Outlook Dims For Popular Energy-Efficiency Loans

Solar panels sit atop a two-story home in Santa Rosa, Calif. Despite their popularity, programs like the one that paid for these panels are coming under fire from federal mortgage regulators.
Solar panels sit atop a two-story home in Santa Rosa, Calif. Despite their popularity, programs like the one that paid for these panels are coming under fire from federal mortgage regulators. Courtesy of Sonoma County Energy Independence

A White House-backed program to allow property owners to pay for energy-efficiency improvements through property tax assessments may be shut down. The federal agency that oversees mortgage giants Fannie Mae and Freddie Mac says the program poses a risk to mortgage lenders.

The federal agency that oversees mortgage giants Fannie Mae and Freddie Mac has slammed the door on the program -- known as PACE, or Property Assessed Clean Energy -- saying it poses a risk to mortgage lenders. That has frustrated PACE supporters, who say the program has helped cut down their energy bills and increased the value of their property.

Making It Easier To Go Solar

On a broad rooftop in Santa Rosa, Calif., workers are installing a large array of solar panels -- more than 200 of them. The $300,000 project was financed by Sonoma County, under a PACE program called Sonoma County Energy Independence.

"We will hopefully make enough energy to take care of all of our needs," says Arnie Carston, the owner of ProSource Flooring, where the panels were being installed.

Carston is a proud Republican -- and a strong supporter of the county program.

"The main reason I wanted to do this," Carston says, "is so that somebody doesn't have to pump a couple thousand gallons of oil out of the ground to make electricity to run my building."

But the ruling by the Federal Housing Finance Agency -- the regulator that oversees Fannie Mae and Freddie Mac -- has cast doubt on Sonoma County's 18-month-old program. Similar PACE programs in 22 other states are also at risk.
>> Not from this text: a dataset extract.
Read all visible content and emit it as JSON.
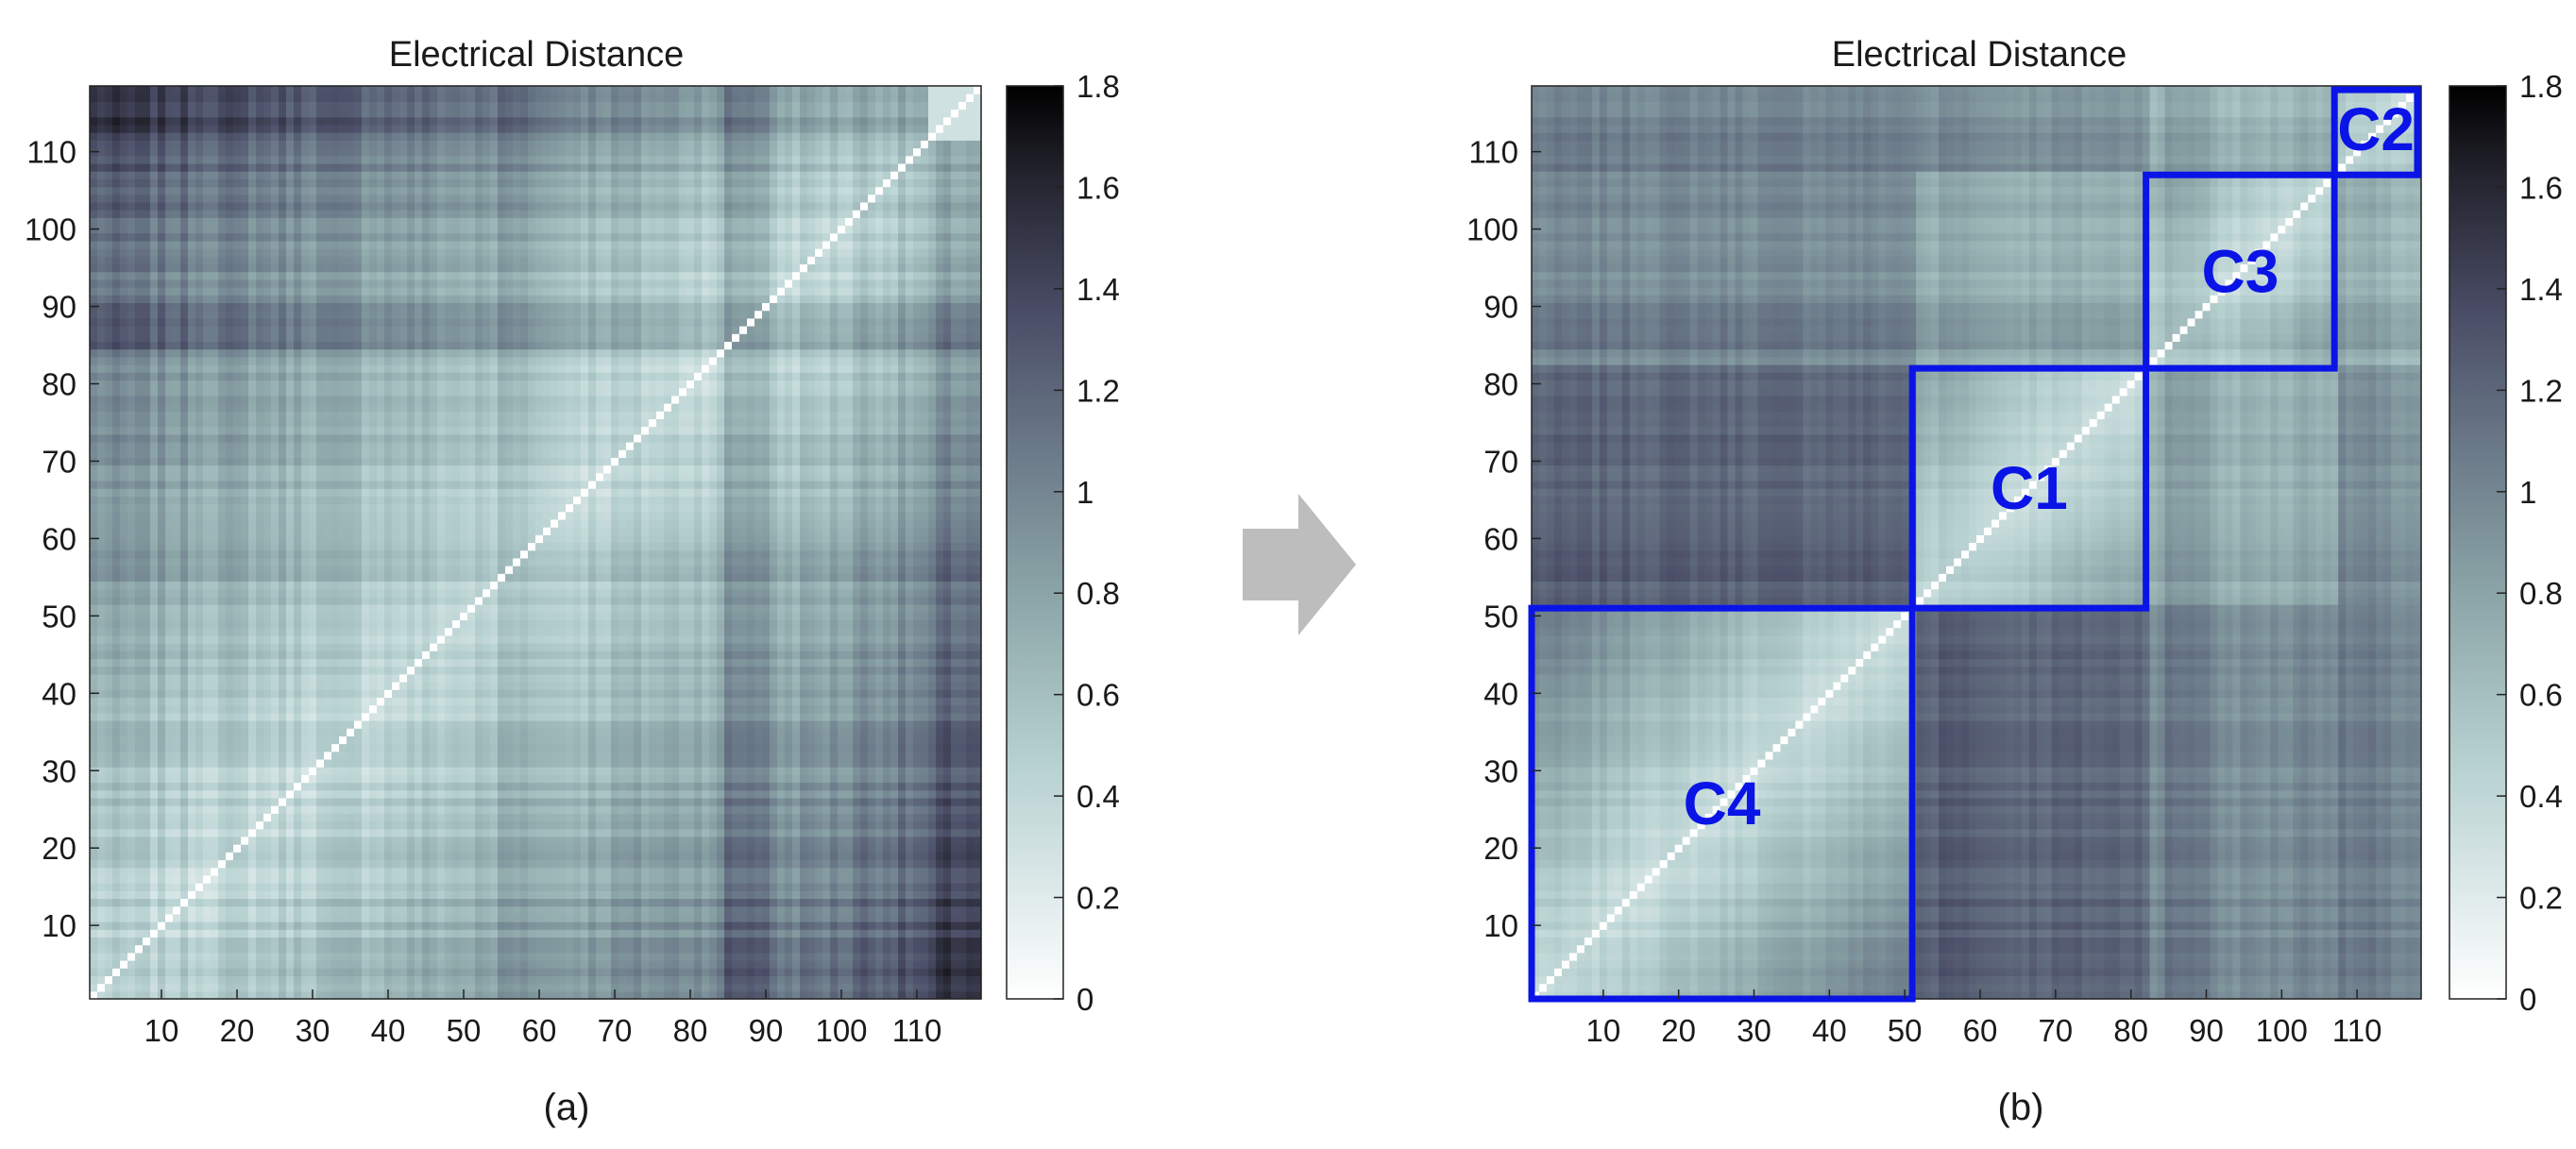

Carston says he just can't understand why the agency has pulled the rug from under the program.

"It's not doing anything except making America stronger, if we all did this," Carston says. "You know, for the government to come in now and say that you can't do this ... it's a surprise to me that someone hasn't thought this out."
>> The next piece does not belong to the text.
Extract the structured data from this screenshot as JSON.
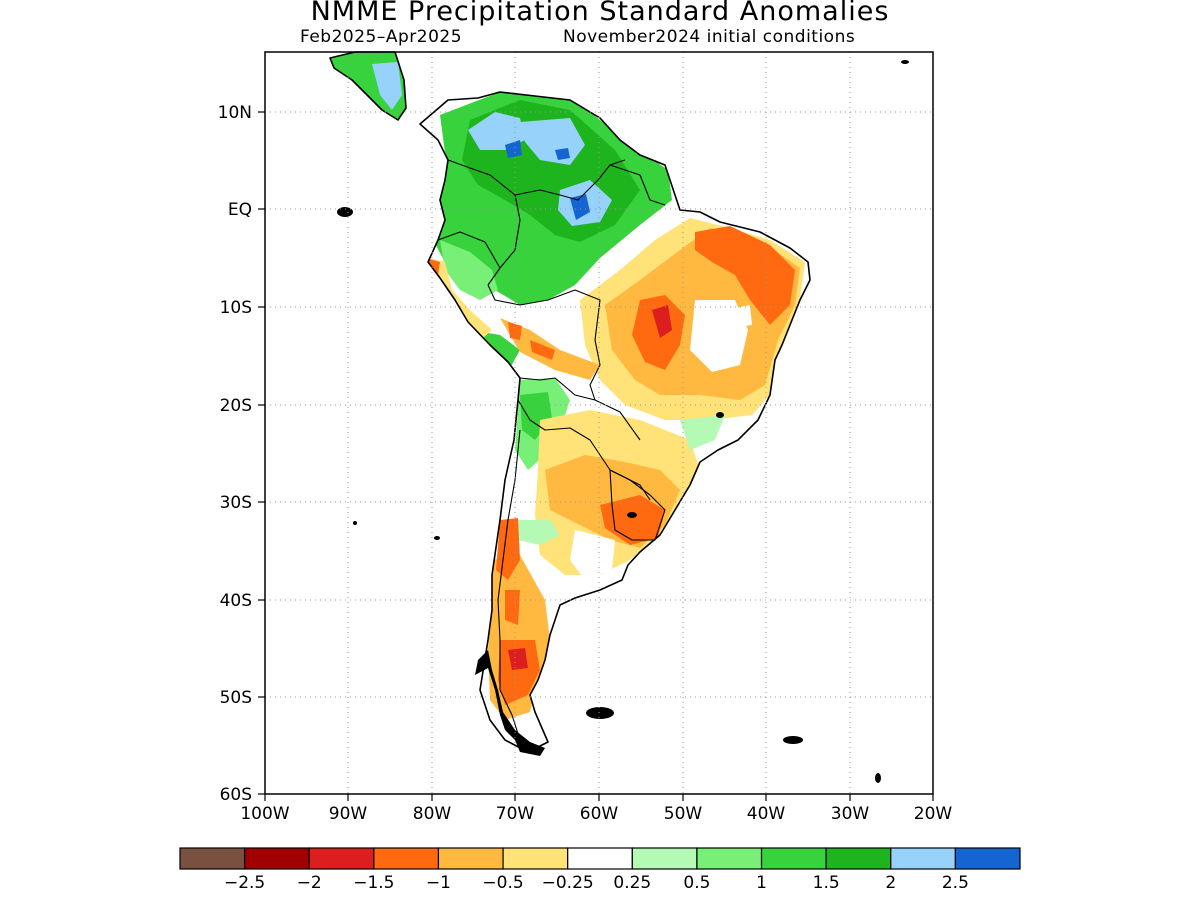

Scrutiny For A Growing Program

Sonoma County has loaned out $30 million for energy improvements to more than 1,000 homes and businesses since the program began a year and a half ago.

Now that Fannie Mae and Freddie Mac have been told by their regulator to steer clear of the program, some contractors, like John Sutter, are being forced to cut back.
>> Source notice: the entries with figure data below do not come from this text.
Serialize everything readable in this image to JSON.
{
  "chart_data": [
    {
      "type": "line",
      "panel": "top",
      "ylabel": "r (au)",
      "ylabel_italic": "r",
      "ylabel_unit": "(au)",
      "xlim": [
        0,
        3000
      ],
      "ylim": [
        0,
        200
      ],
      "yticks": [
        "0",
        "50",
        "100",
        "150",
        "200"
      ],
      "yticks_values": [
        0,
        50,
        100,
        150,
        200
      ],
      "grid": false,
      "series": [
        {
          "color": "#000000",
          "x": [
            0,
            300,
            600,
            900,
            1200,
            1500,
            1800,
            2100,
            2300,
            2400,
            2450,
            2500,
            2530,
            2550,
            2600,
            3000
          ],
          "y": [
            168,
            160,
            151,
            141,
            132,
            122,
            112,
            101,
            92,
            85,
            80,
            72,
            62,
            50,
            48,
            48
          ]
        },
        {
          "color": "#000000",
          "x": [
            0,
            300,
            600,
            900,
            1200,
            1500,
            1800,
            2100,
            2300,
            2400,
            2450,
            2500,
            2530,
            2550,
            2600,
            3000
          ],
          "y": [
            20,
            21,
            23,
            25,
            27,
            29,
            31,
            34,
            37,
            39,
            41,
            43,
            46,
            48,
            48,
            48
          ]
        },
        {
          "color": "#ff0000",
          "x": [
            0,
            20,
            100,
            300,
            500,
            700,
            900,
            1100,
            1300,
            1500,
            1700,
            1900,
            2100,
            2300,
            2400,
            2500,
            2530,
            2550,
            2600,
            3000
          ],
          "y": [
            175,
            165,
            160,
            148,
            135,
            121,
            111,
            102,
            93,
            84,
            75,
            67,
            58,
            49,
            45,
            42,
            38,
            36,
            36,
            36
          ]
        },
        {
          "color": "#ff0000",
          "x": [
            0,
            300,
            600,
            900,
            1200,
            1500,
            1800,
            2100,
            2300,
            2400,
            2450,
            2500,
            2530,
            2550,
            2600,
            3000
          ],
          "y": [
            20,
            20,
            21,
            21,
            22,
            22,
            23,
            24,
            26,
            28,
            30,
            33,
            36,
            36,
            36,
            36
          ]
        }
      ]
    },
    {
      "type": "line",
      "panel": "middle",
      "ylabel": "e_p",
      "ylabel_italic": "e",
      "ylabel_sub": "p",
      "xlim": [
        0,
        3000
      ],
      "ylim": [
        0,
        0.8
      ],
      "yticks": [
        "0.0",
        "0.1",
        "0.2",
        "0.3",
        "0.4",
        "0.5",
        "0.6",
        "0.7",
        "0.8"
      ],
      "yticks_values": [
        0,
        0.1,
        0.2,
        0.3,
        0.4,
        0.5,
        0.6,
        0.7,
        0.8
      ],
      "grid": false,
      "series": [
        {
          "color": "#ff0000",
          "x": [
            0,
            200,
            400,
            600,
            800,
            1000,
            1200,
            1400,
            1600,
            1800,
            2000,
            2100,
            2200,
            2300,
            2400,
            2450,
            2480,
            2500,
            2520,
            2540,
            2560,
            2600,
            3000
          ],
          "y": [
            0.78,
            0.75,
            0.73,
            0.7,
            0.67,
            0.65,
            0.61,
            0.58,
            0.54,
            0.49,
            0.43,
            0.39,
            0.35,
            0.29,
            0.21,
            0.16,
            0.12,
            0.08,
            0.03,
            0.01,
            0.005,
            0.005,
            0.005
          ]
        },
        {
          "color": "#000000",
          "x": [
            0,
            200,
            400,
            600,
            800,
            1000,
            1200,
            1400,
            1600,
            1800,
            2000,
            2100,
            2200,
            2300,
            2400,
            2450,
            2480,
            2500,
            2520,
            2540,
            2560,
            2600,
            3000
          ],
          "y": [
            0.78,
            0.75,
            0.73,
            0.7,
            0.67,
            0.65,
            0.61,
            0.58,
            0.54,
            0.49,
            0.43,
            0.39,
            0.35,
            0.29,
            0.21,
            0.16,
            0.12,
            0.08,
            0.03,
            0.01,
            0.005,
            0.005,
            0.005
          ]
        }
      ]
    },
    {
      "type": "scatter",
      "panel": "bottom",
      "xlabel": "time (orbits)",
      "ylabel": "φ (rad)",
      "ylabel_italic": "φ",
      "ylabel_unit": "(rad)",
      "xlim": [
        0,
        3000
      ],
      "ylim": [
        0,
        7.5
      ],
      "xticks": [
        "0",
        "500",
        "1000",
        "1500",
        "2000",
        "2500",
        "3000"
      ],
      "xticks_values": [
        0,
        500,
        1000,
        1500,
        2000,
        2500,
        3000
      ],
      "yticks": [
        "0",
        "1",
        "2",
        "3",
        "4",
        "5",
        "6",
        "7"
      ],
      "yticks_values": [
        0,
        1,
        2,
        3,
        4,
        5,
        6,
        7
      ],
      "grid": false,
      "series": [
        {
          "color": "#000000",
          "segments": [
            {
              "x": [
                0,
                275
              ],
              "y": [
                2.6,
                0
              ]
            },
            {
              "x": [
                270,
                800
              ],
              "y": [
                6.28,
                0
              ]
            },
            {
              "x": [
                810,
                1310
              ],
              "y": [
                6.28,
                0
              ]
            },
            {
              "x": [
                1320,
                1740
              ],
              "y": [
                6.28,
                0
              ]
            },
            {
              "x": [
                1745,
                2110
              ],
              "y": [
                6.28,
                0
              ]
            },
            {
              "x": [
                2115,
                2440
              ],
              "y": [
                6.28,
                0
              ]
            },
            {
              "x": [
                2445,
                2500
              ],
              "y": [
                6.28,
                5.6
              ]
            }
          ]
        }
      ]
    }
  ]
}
"I'd have to lay off about half my workforce of 15 employees right at this time," Sutter says. "Just at the point we're actually gearing up to increase our workforce, I'm laying off."

So what is it about these programs that the FHFA doesn't like? The primary objection is that in the event of a default, the new tax obligation takes priority over the original mortgage.

Program supporters pooh-pooh that objection, saying that the lender would only have to pay off any back property taxes -- a small fraction of the total amount.

But that's not true, says acting FHFA Director Edward DeMarco.

"It is not just what is the unpaid accrued amount on the PACE assessment," he says. "It goes to what can be realized as the value from this property in a foreclosure sale."

In other words, what if prospective buyers don't like that additional property tax and demand a lower price? The mortgage lender eats the loss.

That won't happen, PACE supporters argue, because the house will have increased in value.

Debating Value Of Energy Improvements

Terry Kelley sealed and insulated his house in Sebastopol, Calif., using $20,000 of county money.

"We've found that it has made a huge difference in our winter utility bills," he says. "Our gas usage dropped by half."

And that, Kelley says, makes his house more valuable.

PACE supporters argue that these programs work just like other tax assessments, such as the ones for sidewalks, sewers and streets: They serve a community good by using sustainable energy and reducing greenhouse gases.

But that's comparing apples and oranges, says the FHFA's DeMarco.

"Well, I can leave it to your listeners to decide whether an individual homeowner making a decision on their own to do some sort of energy retrofit just to their property is akin to improving the sewers network in an entire neighborhood or community or not," DeMarco says.

DeMarco says his agency is talking with members of Congress who have introduced legislation to save the program. Meanwhile, California Attorney General Jerry Brown has sued FHFA over the issue, and Sonoma County has elected to continue its program, using other lenders.